Asırlık ağaçlar, ormanlar kesilerek golf sahaları yapılıyor…
O ağaçlar kesilince ekolojik denge bozulacakmış, bir çok canlı ölecekmiş kimin umurunda?
3500 yıllık kaya mezarlarının üzerine havuzlu villalar yapılarak kültür cinayeti işleniyor.
Çevrecilerin, bilim adamlarının, sivil toplum kuruluşlarının feryatları kimin umurunda?
Türkiye Büyük Millet Meclisi doğa ve çevre katliamına sebep olacak hazine ve orman arazilerini turizme açan yasayı, Anayasa Mahkemesinin kararına rağmen onayladı…
Bu nedenle son zamanlarda ‘‘Biz yaptık, cezası neyse öderiz.’’ ‘‘Nasıl olsa biz bu izni alırız’’ diyen holding sahibi işadamlarının artması çok normal…
Aslında bu duruma çokta şaşırmamak lazım… Aynı tavrı kentimizin Büyükşehir Belediye Başkanı Karaosmanoğlu da göstermedi mi? Deniz kenarına yaptırdığı saray yavrusunun ‘‘kıyı kanununa aykırı diyen meclis üyelerine ‘‘Yerim kıyı kanununuzu’’ ‘‘Gerekirse yeni kanun çıkarırım’’ demedi mi?
Kent yönetiminde birinci derecede sorumluluk sahibi, kanunlara en çok uyması gereken kişi bunu yaparsa diğerleri ne yapmaz?
***
Sosyal Güvenlik Yasası mecliste kabul edildikten sonra, kundakta ki bebeğini bile sigorta yaptırmak için uzun kuyruklar oluşturan vatandaşlara kızdık.
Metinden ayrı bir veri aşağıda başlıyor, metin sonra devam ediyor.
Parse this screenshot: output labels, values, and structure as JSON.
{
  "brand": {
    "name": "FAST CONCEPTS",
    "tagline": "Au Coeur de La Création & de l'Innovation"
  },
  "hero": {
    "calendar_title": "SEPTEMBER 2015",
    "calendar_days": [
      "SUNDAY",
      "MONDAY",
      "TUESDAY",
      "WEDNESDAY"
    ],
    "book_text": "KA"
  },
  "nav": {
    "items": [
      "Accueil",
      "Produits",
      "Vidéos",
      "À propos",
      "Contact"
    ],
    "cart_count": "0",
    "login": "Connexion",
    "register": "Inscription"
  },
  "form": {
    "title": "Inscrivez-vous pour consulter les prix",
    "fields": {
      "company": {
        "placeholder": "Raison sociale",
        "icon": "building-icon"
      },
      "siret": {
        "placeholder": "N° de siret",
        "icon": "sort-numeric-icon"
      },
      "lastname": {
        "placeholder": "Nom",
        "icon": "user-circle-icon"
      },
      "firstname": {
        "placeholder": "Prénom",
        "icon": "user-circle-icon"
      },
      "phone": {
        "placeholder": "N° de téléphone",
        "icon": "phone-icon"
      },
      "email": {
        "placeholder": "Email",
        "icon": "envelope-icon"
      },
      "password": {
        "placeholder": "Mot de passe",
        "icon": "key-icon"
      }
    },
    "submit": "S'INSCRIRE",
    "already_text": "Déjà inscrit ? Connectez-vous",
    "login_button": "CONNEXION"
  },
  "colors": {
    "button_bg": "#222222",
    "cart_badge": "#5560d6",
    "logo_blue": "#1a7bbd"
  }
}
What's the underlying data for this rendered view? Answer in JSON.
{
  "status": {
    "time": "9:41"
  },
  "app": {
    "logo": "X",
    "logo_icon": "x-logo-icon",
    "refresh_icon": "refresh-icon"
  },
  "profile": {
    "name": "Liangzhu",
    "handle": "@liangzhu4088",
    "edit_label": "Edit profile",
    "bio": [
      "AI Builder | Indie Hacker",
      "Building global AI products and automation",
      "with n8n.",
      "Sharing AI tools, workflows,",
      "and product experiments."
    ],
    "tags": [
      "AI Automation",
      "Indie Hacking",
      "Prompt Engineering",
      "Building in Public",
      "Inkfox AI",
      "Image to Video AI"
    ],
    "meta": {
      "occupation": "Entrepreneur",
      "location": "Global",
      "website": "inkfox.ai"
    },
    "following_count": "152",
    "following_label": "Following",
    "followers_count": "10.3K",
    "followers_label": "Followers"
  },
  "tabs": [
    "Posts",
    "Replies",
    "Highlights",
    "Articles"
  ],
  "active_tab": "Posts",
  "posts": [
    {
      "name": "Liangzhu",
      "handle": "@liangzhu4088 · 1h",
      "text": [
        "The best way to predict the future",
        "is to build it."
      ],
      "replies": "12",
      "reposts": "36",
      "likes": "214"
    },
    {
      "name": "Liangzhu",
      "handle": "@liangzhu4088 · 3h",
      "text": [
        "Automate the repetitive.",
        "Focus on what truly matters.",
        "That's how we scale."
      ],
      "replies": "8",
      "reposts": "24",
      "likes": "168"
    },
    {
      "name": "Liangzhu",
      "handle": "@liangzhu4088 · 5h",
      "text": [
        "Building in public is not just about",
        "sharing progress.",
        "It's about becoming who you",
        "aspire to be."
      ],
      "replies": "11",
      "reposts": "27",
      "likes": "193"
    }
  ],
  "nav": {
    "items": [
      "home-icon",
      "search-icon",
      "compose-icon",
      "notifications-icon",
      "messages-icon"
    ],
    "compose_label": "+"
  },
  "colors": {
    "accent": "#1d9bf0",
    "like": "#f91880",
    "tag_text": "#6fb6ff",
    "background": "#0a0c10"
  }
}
Sonra öğrendik ki 12. cumhurbaşkanı Gül dâhil birçok bakan ve milletvekili de aynı yolu seçmiş…
Sanki gemi sahibi, holding sahibi çocukların emeklilik yaşına geldiklerinde o üç kuruşluk emekli maaşına ihtiyaçları olacak… Gerçi bir bildikleri vardır. Yapmışlardır ince hesaplarını…
Anlayamadığım nokta bu kanunu zaten kendileri çıkartmadı mı? Böyle bir kanun çıktıysa neden onların çocuğu o kanundan etkilenmiyor da, bizim çocuklarımız etkileniyor?
Neden o haktan bizim çocuklarımız faydalanamıyor? Kanun ve kurallara uyduğumuz için biz mi hatalıyız? Bizde mi çalışmayan çocuğumuzu çalışıyor göstermeliydik?
***
Kanunlar sadece yönetilenler için değil, aynı zaman da yönetenler içinde geçerlidir. Yasalarımıza göre devlet görevlilerinin ve milletvekillerinin dokunulmazlığı olabilir. Ama bu onların vicdanlarının olmamasını gerektirmez. İster cumhurbaşkanı, ister belediye başkanı, ister bakan, ister milletvekili, ister holding sahibi olsun; toplumu oluşturan her bireyin konulan kurallara kanunlara uyması, başkasının hak ve hukukuna saygı göstermesi lazım…
Sadece kendini ve yandaşlarını düşünerek ‘‘kalkınma’’ya çalışmak yerine toplumun refahını, geleceğini düşünerek ‘‘adaletli’’ davranmak daha doğru olmaz mı?